退学や婚約者候補辞退の話は新学期が始まってから周りに伝わる予定だったのに、どこからか情報を仕入れた似非天使が、色々な制止を振り切って、出発前日に見舞いに突撃してきたのだ。
迷惑。
慌てて包帯で偽装して対応してるわけですが…正直心臓に悪い。
「嗚呼、フェリシア、なんて痛々しいんだ…」
切なそうな声を出してるが、どうにも観察されてる感が強い。
父様に言われてから、鏡を見つつ耳や尻尾制御の訓練も始めているけど、まだ感情のままに動いてしまう。
包帯が誤魔化してくれる事を祈ろう。
「階段から落ちるなんて、どうして? 何があったの?」
顔『は』綺麗な王子様が、心配そうに私の顔を覗き込む。
6歳の頃は可愛らしいという印象だったが、15歳の今では中性的で綺麗な印象だ。
学園では『天使様』と信奉されている。
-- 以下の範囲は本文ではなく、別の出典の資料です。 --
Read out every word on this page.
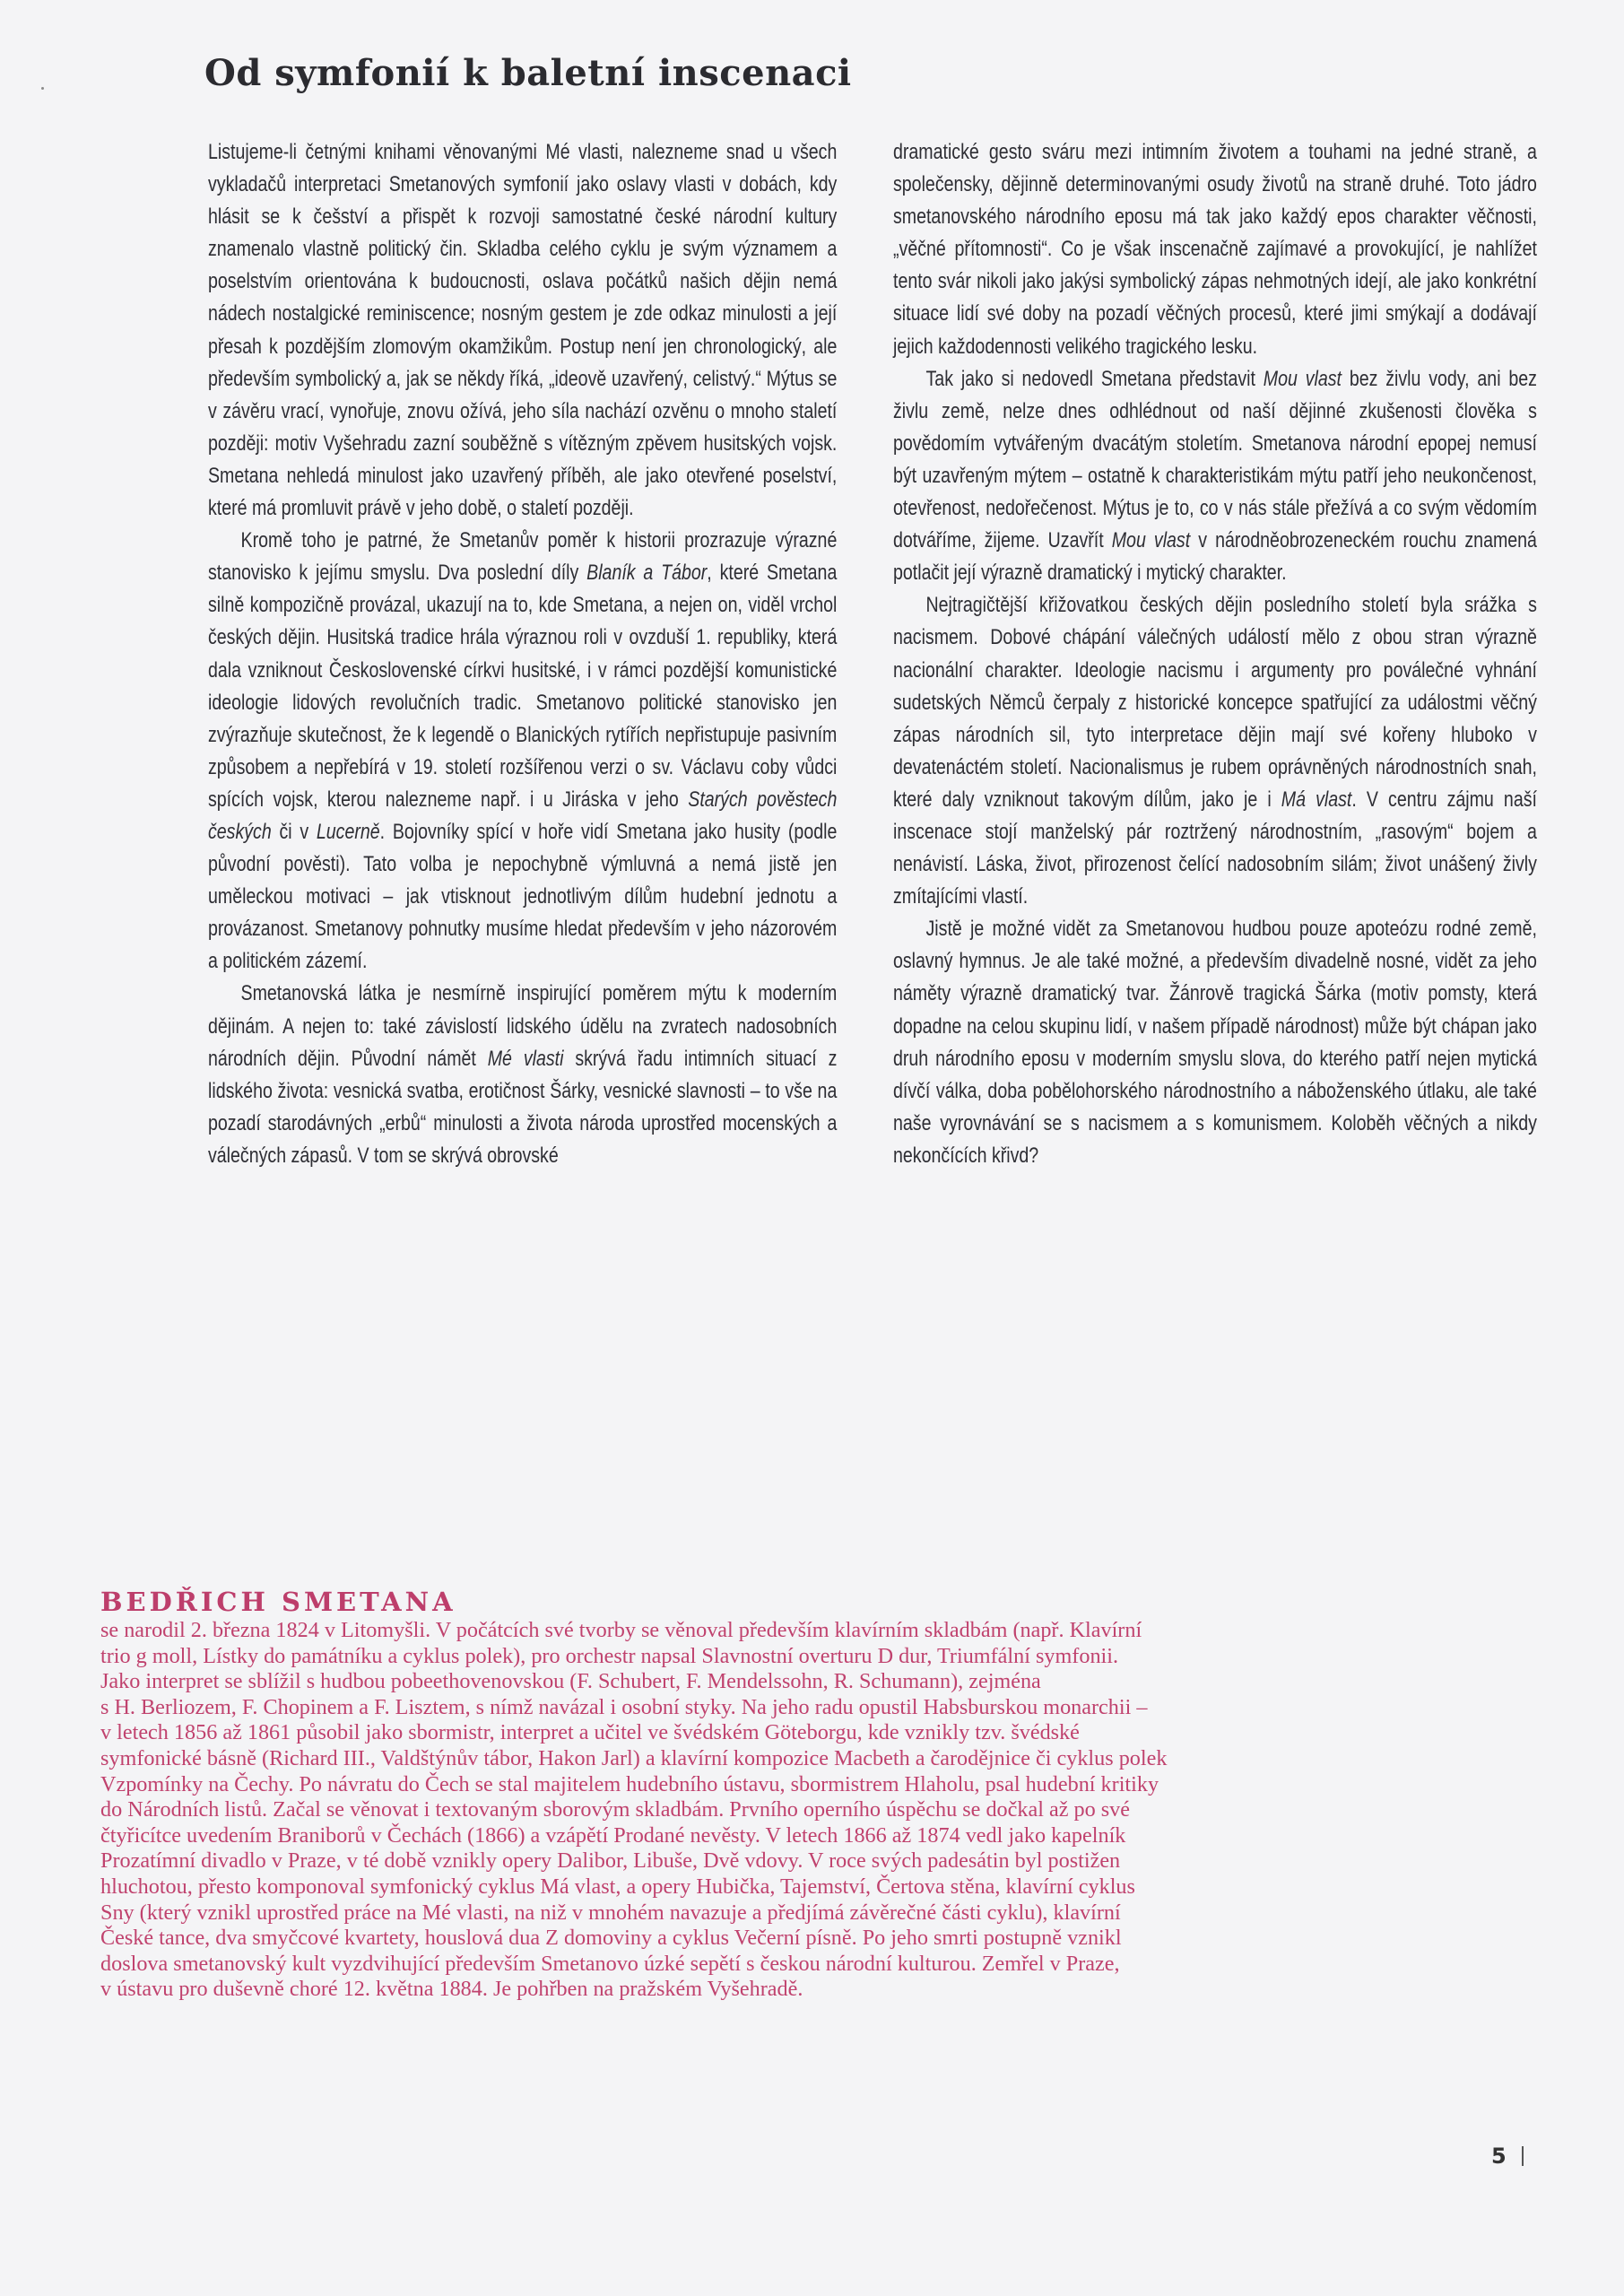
Od symfonií k baletní inscenaci

Listujeme-li četnými knihami věnovanými Mé vlasti, nalezneme snad u všech vykladačů interpretaci Smetanových symfonií jako oslavy vlasti v dobách, kdy hlásit se k češství a přispět k rozvoji samostatné české národní kultury znamenalo vlastně politický čin. Skladba celého cyklu je svým významem a poselstvím orientována k budoucnosti, oslava počátků našich dějin nemá nádech nostalgické reminiscence; nosným gestem je zde odkaz minulosti a její přesah k pozdějším zlomovým okamžikům. Postup není jen chronologický, ale především symbolický a, jak se někdy říká, „ideově uzavřený, celistvý.“ Mýtus se v závěru vrací, vynořuje, znovu ožívá, jeho síla nachází ozvěnu o mnoho staletí později: motiv Vyšehradu zazní souběžně s vítězným zpěvem husitských vojsk. Smetana nehledá minulost jako uzavřený příběh, ale jako otevřené poselství, které má promluvit právě v jeho době, o staletí později.

Kromě toho je patrné, že Smetanův poměr k historii prozrazuje výrazné stanovisko k jejímu smyslu. Dva poslední díly Blaník a Tábor, které Smetana silně kompozičně provázal, ukazují na to, kde Smetana, a nejen on, viděl vrchol českých dějin. Husitská tradice hrála výraznou roli v ovzduší 1. republiky, která dala vzniknout Československé církvi husitské, i v rámci pozdější komunistické ideologie lidových revolučních tradic. Smetanovo politické stanovisko jen zvýrazňuje skutečnost, že k legendě o Blanických rytířích nepřistupuje pasivním způsobem a nepřebírá v 19. století rozšířenou verzi o sv. Václavu coby vůdci spících vojsk, kterou nalezneme např. i u Jiráska v jeho Starých pověstech českých či v Lucerně. Bojovníky spící v hoře vidí Smetana jako husity (podle původní pověsti). Tato volba je nepochybně výmluvná a nemá jistě jen uměleckou motivaci – jak vtisknout jednotlivým dílům hudební jednotu a provázanost. Smetanovy pohnutky musíme hledat především v jeho názorovém a politickém zázemí.

Smetanovská látka je nesmírně inspirující poměrem mýtu k moderním dějinám. A nejen to: také závislostí lidského údělu na zvratech nadosobních národních dějin. Původní námět Mé vlasti skrývá řadu intimních situací z lidského života: vesnická svatba, erotičnost Šárky, vesnické slavnosti – to vše na pozadí starodávných „erbů“ minulosti a života národa uprostřed mocenských a válečných zápasů. V tom se skrývá obrovské

dramatické gesto sváru mezi intimním životem a touhami na jedné straně, a společensky, dějinně determinovanými osudy životů na straně druhé. Toto jádro smetanovského národního eposu má tak jako každý epos charakter věčnosti, „věčné přítomnosti“. Co je však inscenačně zajímavé a provokující, je nahlížet tento svár nikoli jako jakýsi symbolický zápas nehmotných idejí, ale jako konkrétní situace lidí své doby na pozadí věčných procesů, které jimi smýkají a dodávají jejich každodennosti velikého tragického lesku.

Tak jako si nedovedl Smetana představit Mou vlast bez živlu vody, ani bez živlu země, nelze dnes odhlédnout od naší dějinné zkušenosti člověka s povědomím vytvářeným dvacátým stoletím. Smetanova národní epopej nemusí být uzavřeným mýtem – ostatně k charakteristikám mýtu patří jeho neukončenost, otevřenost, nedořečenost. Mýtus je to, co v nás stále přežívá a co svým vědomím dotváříme, žijeme. Uzavřít Mou vlast v národněobrozeneckém rouchu znamená potlačit její výrazně dramatický i mytický charakter.

Nejtragičtější křižovatkou českých dějin posledního století byla srážka s nacismem. Dobové chápání válečných událostí mělo z obou stran výrazně nacionální charakter. Ideologie nacismu i argumenty pro poválečné vyhnání sudetských Němců čerpaly z historické koncepce spatřující za událostmi věčný zápas národních sil, tyto interpretace dějin mají své kořeny hluboko v devatenáctém století. Nacionalismus je rubem oprávněných národnostních snah, které daly vzniknout takovým dílům, jako je i Má vlast. V centru zájmu naší inscenace stojí manželský pár roztržený národnostním, „rasovým“ bojem a nenávistí. Láska, život, přirozenost čelící nadosobním silám; život unášený živly zmítajícími vlastí.

Jistě je možné vidět za Smetanovou hudbou pouze apoteózu rodné země, oslavný hymnus. Je ale také možné, a především divadelně nosné, vidět za jeho náměty výrazně dramatický tvar. Žánrově tragická Šárka (motiv pomsty, která dopadne na celou skupinu lidí, v našem případě národnost) může být chápan jako druh národního eposu v moderním smyslu slova, do kterého patří nejen mytická dívčí válka, doba pobělohorského národnostního a náboženského útlaku, ale také naše vyrovnávání se s nacismem a s komunismem. Koloběh věčných a nikdy nekončících křivd?

BEDŘICH SMETANA

se narodil 2. března 1824 v Litomyšli. V počátcích své tvorby se věnoval především klavírním skladbám (např. Klavírní
trio g moll, Lístky do památníku a cyklus polek), pro orchestr napsal Slavnostní overturu D dur, Triumfální symfonii.
Jako interpret se sblížil s hudbou pobeethovenovskou (F. Schubert, F. Mendelssohn, R. Schumann), zejména
s H. Berliozem, F. Chopinem a F. Lisztem, s nímž navázal i osobní styky. Na jeho radu opustil Habsburskou monarchii –
v letech 1856 až 1861 působil jako sbormistr, interpret a učitel ve švédském Göteborgu, kde vznikly tzv. švédské
symfonické básně (Richard III., Valdštýnův tábor, Hakon Jarl) a klavírní kompozice Macbeth a čarodějnice či cyklus polek
Vzpomínky na Čechy. Po návratu do Čech se stal majitelem hudebního ústavu, sbormistrem Hlaholu, psal hudební kritiky
do Národních listů. Začal se věnovat i textovaným sborovým skladbám. Prvního operního úspěchu se dočkal až po své
čtyřicítce uvedením Braniborů v Čechách (1866) a vzápětí Prodané nevěsty. V letech 1866 až 1874 vedl jako kapelník
Prozatímní divadlo v Praze, v té době vznikly opery Dalibor, Libuše, Dvě vdovy. V roce svých padesátin byl postižen
hluchotou, přesto komponoval symfonický cyklus Má vlast, a opery Hubička, Tajemství, Čertova stěna, klavírní cyklus
Sny (který vznikl uprostřed práce na Mé vlasti, na niž v mnohém navazuje a předjímá závěrečné části cyklu), klavírní
České tance, dva smyčcové kvartety, houslová dua Z domoviny a cyklus Večerní písně. Po jeho smrti postupně vznikl
doslova smetanovský kult vyzdvihující především Smetanovo úzké sepětí s českou národní kulturou. Zemřel v Praze,
v ústavu pro duševně choré 12. května 1884. Je pohřben na pražském Vyšehradě.

5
女子だけでなく、男子にも。
「お恥ずかしながら、体調不良だったのでしょうね。
階段の上でめまいをおこすだなんて、まぬけにも程がありますわ。
この怪我は自業自得ですの。リチャード殿下、どうかそんな悲しい顔をなさらないで下さい」
もちろん、こちらも切なそうな表情と声を演出している。
似非天使との会話は本音を隠す訓練だ。そう思う事にしている。
「このまま王都で療養すればいいのに。
どうして私を置いて行ってしまうの?」
甘い声に、ぞわりとした。
今尻尾を包帯で固定してなかったら危険だった。間違いなく寒気で膨らんでいる。
「賑やかな王都は、色々と辛いのです。
お医者様も、のんびり過ごす事を勧めて下さいました」
私は寂しそうに笑う。
「フェリシア………」
似非天使の手が頭に伸びてきて、私は咄嗟にその手を払ってしまった。
触られたらまずい。というか、何女子の、しかも怪我してる(設定)の頭を勝手に撫でようとしてるの、この非常識。
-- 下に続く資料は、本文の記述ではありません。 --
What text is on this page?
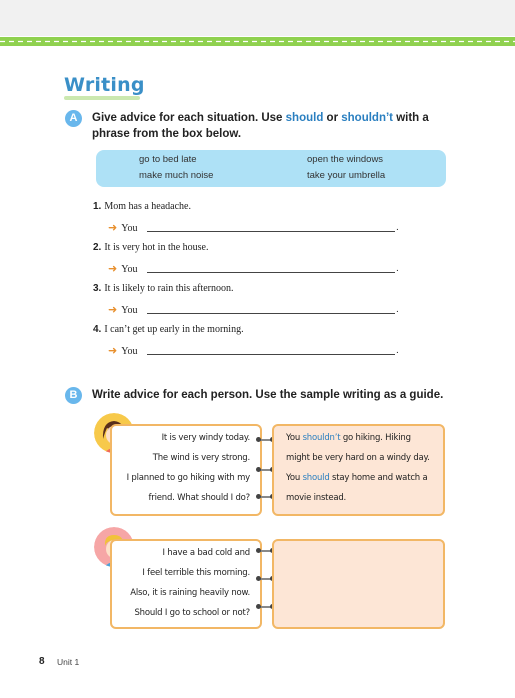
Writing
A	Give advice for each situation. Use should or shouldn’t with a phrase from the box below.
go to bed late	open the windows
make much noise	take your umbrella
1. Mom has a headache.
➜ You	.
2. It is very hot in the house.
➜ You	.
3. It is likely to rain this afternoon.
➜ You	.
4. I can’t get up early in the morning.
➜ You	.
B	Write advice for each person. Use the sample writing as a guide.
It is very windy today.
The wind is very strong.
I planned to go hiking with my
friend. What should I do?
You shouldn’t go hiking. Hiking
might be very hard on a windy day.
You should stay home and watch a
movie instead.
I have a bad cold and
I feel terrible this morning.
Also, it is raining heavily now.
Should I go to school or not?
8 Unit 1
「フェリシア、階段から落ちた時、手はつかなかったの?
傷ひとつない、綺麗な手だね?」
手? しまった。さっきの行動は手を見るための罠だったのか。
「落ちた時は意識が朦朧としておりましたから…」
階段落ちる前後の私は意識朦朧という設定は家族も使用人も合わせてある。
咄嗟の出来事で、使用人が手を掴むことも、階段下で私を庇う事も無理であったと。
「ふぅん。色々と気になる事は多いけど、そろそろ私も戻らないといけない時間なので、失礼するよ。
急いで来たから用意できなかったけど、後で見舞いの品を贈るね」
「いえ、すぐに領地へ出発しますのでお気遣い無く」
「ではそちらに届くように贈るから安心して」
「私はすでに殿下の婚約者候補でもありません。本当にお気遣い無く」
「フェリシアは私の幼馴染でしょ? 昔も今も私は君が大切だよ」
「まぁ、ありがとうございます。でも今後はどうか、将来身近になる方を大切になさって下さいな」
「もちろんそうするよ。ユトロ家との縁はとても大切だからね」
そうか。父様宰相ですしね。兄様も優秀だし。
私が退場しても、家の付き合いは続いていく。
でもどうしてだろう。
去っていく似非天使の後ろ姿に、何故か揺れる悪魔の尻尾が見えた気がする。